Many of those metros have moved from affordable to unaffordable during the pandemic, in part because of the influx of people from other areas. They include Boise, where the median home price grew from $330,000 to $550,000 from May 2020 to May 2022, and Phoenix, where it grew from $300,000 to $485,000.

“The Boise market is already changing as many people who moved to Idaho during the pandemic are returning to their hometowns or saving up and moving to more affordable areas,” said Boise Redfin agent Shauna Pendleton.

“During the pandemic, the housing market was hot, mainly because of out-of-town buyers,” she explained. Sellers are asking me if there are still cash buyers from California hoping to come in and buy their home above asking price – but that’s not happening very often and cash buyers on the market often offer below asking price. I don’t expect home values ​​to fall, but at some point we will have to come down from the clouds and sellers will have to adjust their expectations to the new reality: There are more homes on the market, fewer buyers and more opportunity. Buyers are unable to pay the asking price as their monthly payments increase.

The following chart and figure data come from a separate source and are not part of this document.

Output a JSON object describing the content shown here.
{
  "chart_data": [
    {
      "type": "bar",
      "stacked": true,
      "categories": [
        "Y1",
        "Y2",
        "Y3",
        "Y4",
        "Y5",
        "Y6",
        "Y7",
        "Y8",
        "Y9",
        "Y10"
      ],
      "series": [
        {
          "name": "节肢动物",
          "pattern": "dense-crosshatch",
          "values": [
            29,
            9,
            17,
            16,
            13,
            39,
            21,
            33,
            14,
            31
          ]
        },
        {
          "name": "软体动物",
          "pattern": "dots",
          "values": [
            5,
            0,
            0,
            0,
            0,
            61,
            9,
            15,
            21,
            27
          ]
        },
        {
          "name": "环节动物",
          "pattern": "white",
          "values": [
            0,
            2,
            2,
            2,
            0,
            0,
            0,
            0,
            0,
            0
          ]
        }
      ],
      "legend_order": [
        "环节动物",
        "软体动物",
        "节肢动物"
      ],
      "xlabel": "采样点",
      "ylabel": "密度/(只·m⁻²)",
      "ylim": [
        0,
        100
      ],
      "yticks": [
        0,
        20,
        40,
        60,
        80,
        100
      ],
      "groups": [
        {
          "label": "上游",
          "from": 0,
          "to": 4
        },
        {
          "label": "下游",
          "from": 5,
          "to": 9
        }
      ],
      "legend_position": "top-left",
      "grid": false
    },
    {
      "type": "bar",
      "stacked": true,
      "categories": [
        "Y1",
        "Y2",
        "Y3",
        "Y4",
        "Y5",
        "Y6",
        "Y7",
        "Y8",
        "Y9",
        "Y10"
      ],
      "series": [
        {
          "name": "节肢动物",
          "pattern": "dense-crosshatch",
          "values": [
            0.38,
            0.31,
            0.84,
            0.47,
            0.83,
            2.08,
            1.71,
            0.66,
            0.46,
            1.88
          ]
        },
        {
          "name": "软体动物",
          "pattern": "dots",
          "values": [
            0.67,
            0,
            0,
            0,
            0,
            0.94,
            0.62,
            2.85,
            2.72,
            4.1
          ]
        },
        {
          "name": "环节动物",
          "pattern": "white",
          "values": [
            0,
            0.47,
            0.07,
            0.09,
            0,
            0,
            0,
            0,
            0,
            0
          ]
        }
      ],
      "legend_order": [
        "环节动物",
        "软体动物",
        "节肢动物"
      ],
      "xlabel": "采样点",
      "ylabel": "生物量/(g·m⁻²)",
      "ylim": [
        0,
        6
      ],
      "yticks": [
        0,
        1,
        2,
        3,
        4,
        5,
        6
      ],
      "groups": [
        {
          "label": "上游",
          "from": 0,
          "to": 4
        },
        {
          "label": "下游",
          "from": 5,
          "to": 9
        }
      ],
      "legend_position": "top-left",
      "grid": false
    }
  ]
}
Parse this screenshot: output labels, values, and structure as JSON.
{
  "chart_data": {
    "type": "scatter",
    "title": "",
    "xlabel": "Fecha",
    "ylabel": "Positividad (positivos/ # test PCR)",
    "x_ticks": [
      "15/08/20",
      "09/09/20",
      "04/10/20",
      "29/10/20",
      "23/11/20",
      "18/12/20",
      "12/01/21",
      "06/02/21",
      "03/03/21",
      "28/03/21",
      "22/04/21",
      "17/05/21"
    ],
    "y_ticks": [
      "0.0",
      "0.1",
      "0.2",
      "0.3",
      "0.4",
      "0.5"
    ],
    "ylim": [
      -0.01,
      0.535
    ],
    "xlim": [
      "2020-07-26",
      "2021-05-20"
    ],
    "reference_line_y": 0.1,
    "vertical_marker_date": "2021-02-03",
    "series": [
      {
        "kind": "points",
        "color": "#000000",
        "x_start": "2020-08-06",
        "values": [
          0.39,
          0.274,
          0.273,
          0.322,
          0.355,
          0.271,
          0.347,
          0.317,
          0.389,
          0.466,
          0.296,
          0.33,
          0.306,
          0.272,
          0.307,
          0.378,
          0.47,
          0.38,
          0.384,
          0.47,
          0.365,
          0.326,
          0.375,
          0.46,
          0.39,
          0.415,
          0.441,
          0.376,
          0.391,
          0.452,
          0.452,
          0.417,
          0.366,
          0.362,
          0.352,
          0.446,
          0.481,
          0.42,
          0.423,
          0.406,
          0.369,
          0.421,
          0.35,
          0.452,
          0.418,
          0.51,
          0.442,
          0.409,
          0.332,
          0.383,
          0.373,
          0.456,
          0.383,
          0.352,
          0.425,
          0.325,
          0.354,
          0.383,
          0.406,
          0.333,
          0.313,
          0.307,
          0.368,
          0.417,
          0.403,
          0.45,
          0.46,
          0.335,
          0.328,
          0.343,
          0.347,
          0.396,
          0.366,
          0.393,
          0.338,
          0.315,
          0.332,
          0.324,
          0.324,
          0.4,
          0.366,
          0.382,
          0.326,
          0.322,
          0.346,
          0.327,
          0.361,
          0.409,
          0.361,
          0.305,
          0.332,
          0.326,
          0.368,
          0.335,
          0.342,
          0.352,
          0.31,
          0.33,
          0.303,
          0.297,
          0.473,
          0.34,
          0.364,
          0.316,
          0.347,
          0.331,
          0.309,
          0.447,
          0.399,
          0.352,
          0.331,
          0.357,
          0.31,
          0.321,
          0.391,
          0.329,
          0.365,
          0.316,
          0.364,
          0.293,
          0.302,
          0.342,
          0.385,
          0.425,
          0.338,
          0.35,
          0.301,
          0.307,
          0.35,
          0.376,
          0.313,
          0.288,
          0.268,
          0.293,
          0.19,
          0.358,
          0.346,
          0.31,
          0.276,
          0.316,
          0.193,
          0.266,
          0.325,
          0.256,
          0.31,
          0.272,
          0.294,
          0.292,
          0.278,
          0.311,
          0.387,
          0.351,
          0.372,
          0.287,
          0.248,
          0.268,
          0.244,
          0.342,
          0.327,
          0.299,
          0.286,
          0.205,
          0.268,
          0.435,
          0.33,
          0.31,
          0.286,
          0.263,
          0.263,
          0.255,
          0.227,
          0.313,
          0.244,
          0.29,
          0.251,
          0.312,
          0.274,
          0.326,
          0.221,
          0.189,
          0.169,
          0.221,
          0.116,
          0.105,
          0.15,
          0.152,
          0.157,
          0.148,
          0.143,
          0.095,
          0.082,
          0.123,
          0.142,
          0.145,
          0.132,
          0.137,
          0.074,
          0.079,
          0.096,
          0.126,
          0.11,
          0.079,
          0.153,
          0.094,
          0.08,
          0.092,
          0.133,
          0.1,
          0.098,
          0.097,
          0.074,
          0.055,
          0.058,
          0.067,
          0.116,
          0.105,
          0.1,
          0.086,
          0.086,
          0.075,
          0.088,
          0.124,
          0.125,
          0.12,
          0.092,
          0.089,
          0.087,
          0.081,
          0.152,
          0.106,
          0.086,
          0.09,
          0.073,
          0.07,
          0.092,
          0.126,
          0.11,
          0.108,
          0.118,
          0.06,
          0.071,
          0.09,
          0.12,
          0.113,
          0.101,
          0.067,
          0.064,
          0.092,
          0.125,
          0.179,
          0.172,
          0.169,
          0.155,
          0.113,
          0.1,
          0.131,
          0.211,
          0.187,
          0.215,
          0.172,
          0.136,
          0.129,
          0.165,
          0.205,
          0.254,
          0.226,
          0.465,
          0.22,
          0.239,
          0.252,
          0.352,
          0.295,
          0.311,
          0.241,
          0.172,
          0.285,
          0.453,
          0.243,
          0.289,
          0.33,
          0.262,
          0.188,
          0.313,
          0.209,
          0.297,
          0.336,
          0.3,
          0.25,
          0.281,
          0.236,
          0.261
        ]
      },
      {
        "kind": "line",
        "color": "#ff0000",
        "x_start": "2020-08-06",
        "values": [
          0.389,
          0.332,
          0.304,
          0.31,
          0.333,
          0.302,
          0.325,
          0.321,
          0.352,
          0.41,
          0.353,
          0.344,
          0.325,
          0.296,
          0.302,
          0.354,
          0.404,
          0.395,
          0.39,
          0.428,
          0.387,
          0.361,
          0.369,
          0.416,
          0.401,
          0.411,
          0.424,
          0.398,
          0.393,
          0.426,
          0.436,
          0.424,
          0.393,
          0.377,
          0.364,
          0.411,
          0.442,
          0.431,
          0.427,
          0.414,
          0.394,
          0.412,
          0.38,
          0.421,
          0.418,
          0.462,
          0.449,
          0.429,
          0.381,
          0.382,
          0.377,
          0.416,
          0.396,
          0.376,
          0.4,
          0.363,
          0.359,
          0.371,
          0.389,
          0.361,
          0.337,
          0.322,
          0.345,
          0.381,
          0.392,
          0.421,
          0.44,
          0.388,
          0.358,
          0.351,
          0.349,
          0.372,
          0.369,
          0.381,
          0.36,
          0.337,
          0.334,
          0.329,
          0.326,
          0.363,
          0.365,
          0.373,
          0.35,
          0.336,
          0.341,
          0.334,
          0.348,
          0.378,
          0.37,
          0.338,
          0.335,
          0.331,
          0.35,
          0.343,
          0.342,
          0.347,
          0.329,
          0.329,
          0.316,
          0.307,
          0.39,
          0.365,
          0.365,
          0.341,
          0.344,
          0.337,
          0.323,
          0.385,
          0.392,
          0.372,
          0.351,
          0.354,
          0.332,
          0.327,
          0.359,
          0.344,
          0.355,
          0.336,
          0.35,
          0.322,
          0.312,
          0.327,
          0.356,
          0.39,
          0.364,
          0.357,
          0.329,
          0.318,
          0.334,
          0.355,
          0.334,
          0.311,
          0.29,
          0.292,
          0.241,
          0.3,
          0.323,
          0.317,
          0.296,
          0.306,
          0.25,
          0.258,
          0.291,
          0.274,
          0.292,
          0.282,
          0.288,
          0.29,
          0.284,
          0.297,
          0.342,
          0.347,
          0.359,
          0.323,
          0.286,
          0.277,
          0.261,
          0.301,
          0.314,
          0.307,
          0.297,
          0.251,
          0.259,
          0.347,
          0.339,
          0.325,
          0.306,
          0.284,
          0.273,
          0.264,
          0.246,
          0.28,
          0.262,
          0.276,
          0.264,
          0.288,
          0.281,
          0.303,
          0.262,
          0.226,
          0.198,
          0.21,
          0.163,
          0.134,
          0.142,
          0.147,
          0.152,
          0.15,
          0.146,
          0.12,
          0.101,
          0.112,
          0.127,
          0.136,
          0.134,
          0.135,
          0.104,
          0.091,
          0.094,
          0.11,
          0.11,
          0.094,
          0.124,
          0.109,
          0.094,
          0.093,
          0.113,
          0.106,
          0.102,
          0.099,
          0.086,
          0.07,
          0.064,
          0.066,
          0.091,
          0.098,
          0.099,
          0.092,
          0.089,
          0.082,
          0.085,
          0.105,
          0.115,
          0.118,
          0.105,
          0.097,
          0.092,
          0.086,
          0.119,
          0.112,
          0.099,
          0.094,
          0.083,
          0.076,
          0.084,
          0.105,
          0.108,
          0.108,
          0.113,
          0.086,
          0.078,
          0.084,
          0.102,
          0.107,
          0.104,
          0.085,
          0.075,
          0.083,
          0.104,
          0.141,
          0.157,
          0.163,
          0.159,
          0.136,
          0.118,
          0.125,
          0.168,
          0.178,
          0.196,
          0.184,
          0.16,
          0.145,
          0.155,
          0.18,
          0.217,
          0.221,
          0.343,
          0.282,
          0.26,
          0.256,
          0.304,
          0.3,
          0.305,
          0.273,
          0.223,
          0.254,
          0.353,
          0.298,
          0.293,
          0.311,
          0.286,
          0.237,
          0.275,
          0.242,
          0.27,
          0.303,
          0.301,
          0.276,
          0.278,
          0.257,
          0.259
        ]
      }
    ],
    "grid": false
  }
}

“But buyers have more choices, less chance of getting into a bidding war, and more time,” Pendleton added. “While higher prices mean buyers are looking at less expensive homes, they may be able to get a better deal than a year ago because homes are not being bid above asking price. And if home prices fall, more people will be able to buy homes in areas that are undervalued by the buying curve.

Relatively affordable, Rust Belt metros are the most resilient in the face of recessions.

Akron Ohio is the least likely to experience a housing downturn if the US enters a recession. It has an overall risk score of 29.6, the lowest of any major metro. Some of the factors that make Akron relatively stable include low home-price volatility, a low debt-to-income ratio, relatively few second-hand homes, and homes there are more likely to flip.

Akron is followed by Philadelphia, with an overall risk score of 30.4; Montgomery County, Pennsylvania (31.4); El Paso, Texas (32.2) and Cleveland (32.4). Cincinnati (32.6), Boston (32.6), Buffalo, New York (33.1), Kansas City, Missouri (33.4) and Rochester, New York (34) round out the top 10. Rising prices, both things that help their housing market in the face of a recession. In the 10 strongest metros, rates rose slower than the national median. El Paso is an exception.

Seven of the 10 metros exposed to the housing downturn had a median sales price below $300,000 in May, and nine below the national median of $431,000. Developing affordability helps lower-income housing markets because people are more likely to buy homes and those areas can attract people from out-of-towners looking for lower prices.